Lilian s’était approchée.

— Ne vous désolez pas, dit-elle, je connais un moyen de protéger mes pauvres amis.

— Et ce moyen, petite Lily ? demanda M. Jordan.

— Partons, nous aussi, pour Québec. Vous voulez vous retirer des affaires, mon oncle, eh bien ! allons résider là-bas. Sans doute, j’aurai du chagrin de ne plus voir mon cher Harry, mais il m’approuvera, j’en suis sûre ; lui non plus ne voudra pas que Marguerite et Odette deviennent les esclaves de notre méchante cousine.

— Lily a raison, dit alors M. Jordan ; je viens justement de recevoir une lettre d’un ami de là-bas qui m’offre une belle propriété aux environs de Québec. J’attends un de mes navires à la fin de la semaine. Je règle mes affaires et nous partons.

— Oui, je partirai sans regret, dit à son tour Mme Jordan. Pourvu que je puisse être utile à ces pauvres petites, car elles n’ont rien à attendre de leur père qui va se laisser dominer par Ellen et son soi-disant chevalier.

— Pour celui-ci, dit alors Levaillant, je m’en charge, et je lui conseille de ne pas s’approcher trop près de Marguerite, car il pourrait lui en cuire, foi de Levaillant. Là-dessus, le capitaine prit congé de ses amis en leur promettant de les avertir s’il découvrait quelque chose de nouveau.

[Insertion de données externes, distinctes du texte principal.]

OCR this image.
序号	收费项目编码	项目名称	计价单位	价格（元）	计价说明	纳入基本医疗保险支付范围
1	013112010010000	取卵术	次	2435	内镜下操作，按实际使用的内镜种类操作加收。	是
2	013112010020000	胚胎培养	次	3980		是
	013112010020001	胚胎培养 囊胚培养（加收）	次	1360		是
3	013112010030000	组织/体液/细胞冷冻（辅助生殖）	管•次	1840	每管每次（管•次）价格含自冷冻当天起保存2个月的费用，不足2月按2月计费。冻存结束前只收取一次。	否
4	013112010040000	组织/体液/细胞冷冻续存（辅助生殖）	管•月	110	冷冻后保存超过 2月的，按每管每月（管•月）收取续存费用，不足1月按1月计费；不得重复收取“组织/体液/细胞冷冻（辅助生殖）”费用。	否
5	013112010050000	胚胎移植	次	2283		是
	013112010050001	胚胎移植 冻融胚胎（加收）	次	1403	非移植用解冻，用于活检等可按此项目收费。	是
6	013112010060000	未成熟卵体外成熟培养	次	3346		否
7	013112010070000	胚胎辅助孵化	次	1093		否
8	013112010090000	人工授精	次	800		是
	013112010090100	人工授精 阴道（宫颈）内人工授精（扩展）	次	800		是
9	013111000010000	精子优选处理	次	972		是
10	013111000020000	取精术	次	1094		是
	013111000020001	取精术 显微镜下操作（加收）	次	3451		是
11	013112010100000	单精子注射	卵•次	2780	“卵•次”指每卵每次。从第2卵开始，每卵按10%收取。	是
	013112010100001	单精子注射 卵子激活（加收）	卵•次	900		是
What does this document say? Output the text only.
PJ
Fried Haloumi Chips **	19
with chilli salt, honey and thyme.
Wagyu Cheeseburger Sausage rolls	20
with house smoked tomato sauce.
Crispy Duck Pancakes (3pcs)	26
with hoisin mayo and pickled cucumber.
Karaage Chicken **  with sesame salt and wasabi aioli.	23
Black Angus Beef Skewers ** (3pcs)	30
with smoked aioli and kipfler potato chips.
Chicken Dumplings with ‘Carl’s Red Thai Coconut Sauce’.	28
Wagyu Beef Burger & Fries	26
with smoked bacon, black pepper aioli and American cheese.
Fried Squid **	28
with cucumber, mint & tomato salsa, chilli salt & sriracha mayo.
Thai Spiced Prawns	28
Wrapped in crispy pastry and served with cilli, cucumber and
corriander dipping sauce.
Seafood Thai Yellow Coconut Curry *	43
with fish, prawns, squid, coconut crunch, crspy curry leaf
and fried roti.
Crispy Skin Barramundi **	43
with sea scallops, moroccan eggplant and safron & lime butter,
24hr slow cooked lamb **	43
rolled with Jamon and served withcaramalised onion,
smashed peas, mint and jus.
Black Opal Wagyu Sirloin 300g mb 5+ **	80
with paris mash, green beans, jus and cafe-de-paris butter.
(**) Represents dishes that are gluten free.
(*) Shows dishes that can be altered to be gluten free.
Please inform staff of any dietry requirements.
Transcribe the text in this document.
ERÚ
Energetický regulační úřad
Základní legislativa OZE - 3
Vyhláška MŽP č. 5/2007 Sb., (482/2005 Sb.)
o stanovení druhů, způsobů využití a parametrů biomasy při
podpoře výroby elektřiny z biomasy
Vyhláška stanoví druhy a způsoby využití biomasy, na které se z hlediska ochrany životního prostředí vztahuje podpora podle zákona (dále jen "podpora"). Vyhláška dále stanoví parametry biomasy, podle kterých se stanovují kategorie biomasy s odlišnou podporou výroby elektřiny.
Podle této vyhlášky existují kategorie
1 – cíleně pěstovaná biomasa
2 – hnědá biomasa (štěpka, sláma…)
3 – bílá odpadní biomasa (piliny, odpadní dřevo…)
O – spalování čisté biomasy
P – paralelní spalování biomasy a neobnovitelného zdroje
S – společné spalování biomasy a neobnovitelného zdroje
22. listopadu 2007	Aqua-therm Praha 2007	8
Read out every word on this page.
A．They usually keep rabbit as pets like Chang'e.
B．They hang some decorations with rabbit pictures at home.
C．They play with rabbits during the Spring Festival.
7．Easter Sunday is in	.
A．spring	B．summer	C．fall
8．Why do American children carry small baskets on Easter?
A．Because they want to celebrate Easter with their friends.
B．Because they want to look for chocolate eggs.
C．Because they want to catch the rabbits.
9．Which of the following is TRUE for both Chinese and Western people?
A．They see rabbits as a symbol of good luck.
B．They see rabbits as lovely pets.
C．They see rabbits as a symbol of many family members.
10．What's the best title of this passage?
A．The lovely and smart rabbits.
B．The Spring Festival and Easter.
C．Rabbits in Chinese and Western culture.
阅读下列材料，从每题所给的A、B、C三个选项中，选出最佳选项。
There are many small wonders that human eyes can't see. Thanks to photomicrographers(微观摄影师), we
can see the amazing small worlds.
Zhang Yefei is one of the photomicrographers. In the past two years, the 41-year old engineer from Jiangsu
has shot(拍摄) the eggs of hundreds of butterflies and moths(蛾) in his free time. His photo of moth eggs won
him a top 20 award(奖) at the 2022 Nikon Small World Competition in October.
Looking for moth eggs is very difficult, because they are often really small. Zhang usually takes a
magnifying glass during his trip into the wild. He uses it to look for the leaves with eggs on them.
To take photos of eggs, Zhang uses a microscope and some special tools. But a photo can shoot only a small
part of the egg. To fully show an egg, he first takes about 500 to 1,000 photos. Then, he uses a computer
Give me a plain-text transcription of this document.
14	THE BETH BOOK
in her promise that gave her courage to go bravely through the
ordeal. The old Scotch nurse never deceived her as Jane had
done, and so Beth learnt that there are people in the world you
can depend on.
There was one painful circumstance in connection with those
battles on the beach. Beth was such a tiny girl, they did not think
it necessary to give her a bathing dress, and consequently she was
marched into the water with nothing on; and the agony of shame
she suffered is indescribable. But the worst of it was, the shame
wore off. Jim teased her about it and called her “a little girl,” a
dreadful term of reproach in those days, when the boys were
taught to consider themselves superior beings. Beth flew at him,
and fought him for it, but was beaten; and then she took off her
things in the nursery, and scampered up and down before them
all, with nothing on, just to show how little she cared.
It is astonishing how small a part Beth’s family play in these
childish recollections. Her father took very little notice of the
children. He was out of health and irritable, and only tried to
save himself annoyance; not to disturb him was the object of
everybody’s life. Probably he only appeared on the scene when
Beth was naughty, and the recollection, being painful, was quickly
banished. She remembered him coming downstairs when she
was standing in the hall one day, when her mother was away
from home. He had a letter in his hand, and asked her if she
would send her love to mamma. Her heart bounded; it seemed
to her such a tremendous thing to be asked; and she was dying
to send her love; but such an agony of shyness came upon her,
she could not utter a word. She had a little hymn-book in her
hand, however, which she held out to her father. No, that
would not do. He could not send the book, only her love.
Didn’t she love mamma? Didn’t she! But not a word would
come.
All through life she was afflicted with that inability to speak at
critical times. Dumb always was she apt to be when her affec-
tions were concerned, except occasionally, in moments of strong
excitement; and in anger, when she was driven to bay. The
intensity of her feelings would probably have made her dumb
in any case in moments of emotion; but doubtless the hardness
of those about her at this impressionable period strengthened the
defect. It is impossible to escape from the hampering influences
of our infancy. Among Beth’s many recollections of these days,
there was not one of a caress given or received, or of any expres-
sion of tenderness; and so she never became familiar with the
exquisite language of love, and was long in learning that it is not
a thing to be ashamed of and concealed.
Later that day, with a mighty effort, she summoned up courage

Le lendemain, M. Jordan se rendit chez son notaire et lui exposa son projet de quitter la France, au moins pour quelques années. Son premier commis continuerait les affaires jusqu’à ce qu’il se présenta un acquéreur sérieux. Le plus grand secret devait être gardé. Le notaire, en homme habile, comprit à demi-mot et s’occupa de réaliser les fonds nécessaires à son client pour une installation dans ce lointain pays. Il mena si bien les choses que tout fut prêt dans quelques jours.


CHAPITRE IX
MARIAGE ET DÉPART.


Dans le bureau de M. Merville, Ellen, pâle et les sourcils froncés, semblait en proie à une colère sourde.

— N’êtes-vous pas le maître ? disait-elle.